Ressignificando experiências

Vanessa*, 12 anos, chegou na Casa Maria de Nazaré em 24 de setembro. Ela espera a hora de retornar para seu lar, onde vive com a mãe e o padrasto. Logo que chegou na casa de passagem, ela conta que estranhou bastante, mas agora se sente acostumada à nova vida.

“Minha rotina mudou bastante, mas ao mesmo tempo melhorou.

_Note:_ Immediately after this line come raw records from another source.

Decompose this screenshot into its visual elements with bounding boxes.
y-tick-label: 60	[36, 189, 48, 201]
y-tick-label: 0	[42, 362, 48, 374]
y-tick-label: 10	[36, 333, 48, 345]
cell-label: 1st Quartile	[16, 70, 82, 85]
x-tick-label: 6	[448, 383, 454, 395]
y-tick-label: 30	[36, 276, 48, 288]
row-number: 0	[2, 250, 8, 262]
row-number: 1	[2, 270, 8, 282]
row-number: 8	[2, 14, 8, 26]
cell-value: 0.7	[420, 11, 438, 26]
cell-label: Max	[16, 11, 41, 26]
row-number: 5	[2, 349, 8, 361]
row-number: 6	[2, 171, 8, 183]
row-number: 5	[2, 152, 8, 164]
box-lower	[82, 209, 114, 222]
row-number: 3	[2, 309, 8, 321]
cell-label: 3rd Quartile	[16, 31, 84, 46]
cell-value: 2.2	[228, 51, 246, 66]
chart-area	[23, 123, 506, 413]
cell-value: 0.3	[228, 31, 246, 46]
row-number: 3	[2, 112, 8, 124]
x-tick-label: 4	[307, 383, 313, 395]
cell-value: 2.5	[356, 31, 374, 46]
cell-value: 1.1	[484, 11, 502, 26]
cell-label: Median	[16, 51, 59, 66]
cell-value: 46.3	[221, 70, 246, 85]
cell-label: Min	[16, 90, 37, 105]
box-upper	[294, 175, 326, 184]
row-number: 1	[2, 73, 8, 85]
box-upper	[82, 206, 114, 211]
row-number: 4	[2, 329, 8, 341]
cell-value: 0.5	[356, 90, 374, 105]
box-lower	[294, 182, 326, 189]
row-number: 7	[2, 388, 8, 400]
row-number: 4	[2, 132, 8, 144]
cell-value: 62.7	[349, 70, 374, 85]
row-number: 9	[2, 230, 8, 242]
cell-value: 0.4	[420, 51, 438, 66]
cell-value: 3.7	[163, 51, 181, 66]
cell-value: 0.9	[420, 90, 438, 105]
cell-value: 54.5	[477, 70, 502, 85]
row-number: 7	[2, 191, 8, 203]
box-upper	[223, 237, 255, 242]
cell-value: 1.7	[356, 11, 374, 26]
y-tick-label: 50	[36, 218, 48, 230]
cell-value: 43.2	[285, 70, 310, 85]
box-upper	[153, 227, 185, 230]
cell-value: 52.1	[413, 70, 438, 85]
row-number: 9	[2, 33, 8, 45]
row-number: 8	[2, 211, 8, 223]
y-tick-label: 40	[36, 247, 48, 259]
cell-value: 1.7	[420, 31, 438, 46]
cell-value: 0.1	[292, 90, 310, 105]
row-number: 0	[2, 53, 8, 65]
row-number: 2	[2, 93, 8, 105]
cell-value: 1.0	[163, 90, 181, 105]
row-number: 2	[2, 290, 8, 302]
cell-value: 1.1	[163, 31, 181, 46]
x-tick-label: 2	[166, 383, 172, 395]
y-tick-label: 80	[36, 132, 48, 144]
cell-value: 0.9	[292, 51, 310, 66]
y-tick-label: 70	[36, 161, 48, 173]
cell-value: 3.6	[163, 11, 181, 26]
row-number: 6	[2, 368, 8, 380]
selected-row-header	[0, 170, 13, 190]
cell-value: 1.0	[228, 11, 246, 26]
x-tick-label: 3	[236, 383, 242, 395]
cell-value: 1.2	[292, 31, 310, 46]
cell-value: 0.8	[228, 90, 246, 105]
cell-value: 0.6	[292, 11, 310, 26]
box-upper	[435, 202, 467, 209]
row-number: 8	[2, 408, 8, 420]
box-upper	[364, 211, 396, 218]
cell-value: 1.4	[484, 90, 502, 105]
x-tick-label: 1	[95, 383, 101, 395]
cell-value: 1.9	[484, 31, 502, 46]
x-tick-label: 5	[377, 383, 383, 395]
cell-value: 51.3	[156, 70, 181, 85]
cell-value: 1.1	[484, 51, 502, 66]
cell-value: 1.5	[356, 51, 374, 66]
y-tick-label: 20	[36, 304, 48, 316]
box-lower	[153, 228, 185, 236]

Em casa, eu acordava tarde, ficava muito tempo na TV. Aqui, tem várias oportunidades e coisas para fazer.” Como momentos de diversão, ela cita as atividades na quadra, na brinquedoteca e o projeto Sabores e Saberes.

A coordenadora Valdirene analisa que é normal crianças e adolescentes chegarem abalados emocionalmente, considerando a ruptura que sofreram. “Ainda que com dor, eles não desejam ficar longe da família. Então, chegam aqui tristes, com raiva. Nós precisamos mostrar que somos parceiros. Queremos fazer com que eles se sintam acolhidos nesse período.”

Além dos benefícios emocionais trazidos pela gastronomia, a ideia é que a criança ou adolescente ganhe mais repertório e experiências.

Valdirene explica que muitos estão acostumados com alimentos industrializados e não têm acesso a alimentos frescos e sucos naturais, por exemplo. “O projeto vem para apresentar novas texturas e sabores, para que eles saiam daqui com mais conhecimentos”.

Vanessa já participou da confecção de “chupchup”, um picolé de saquinho. Para isso, foram usadas diversas frutas: morango, abacaxi, maracujá, kiwi e manga. “Além de aprender mais, conhecer novas frutas e comidas, a gente se diverte”, diz.

A próxima atividade de Vanessa será ir a uma horta orgânica, conhecer o processo desde o plantio das sementes até a colheita e venda de hortaliças sem agrotóxicos. As visitas externas também fazem parte do projeto, como forma de enriquecer a experiência. Outros participantes já tiveram a oportunidade de ir a restaurantes de comidas típicas de diferentes países, como árabe, mexicano e japonês.

Apesar do momento desafiador que essas crianças e adolescentes vivenciam, a equipe do projeto segue engajada para proporcionar mais riqueza e leveza à rotina deles.  “De alguma forma, esperamos que a passagem deles seja ressignificada de uma maneira positiva, para que saiam daqui diferentes de quando entraram. Ainda que eles criem um vínculo com a equipe, esperamos também que eles saiam fortalecidos para viverem outras coisas lá fora”, diz Valdirene.

*Nome trocado para preservar a identidade da adolescente.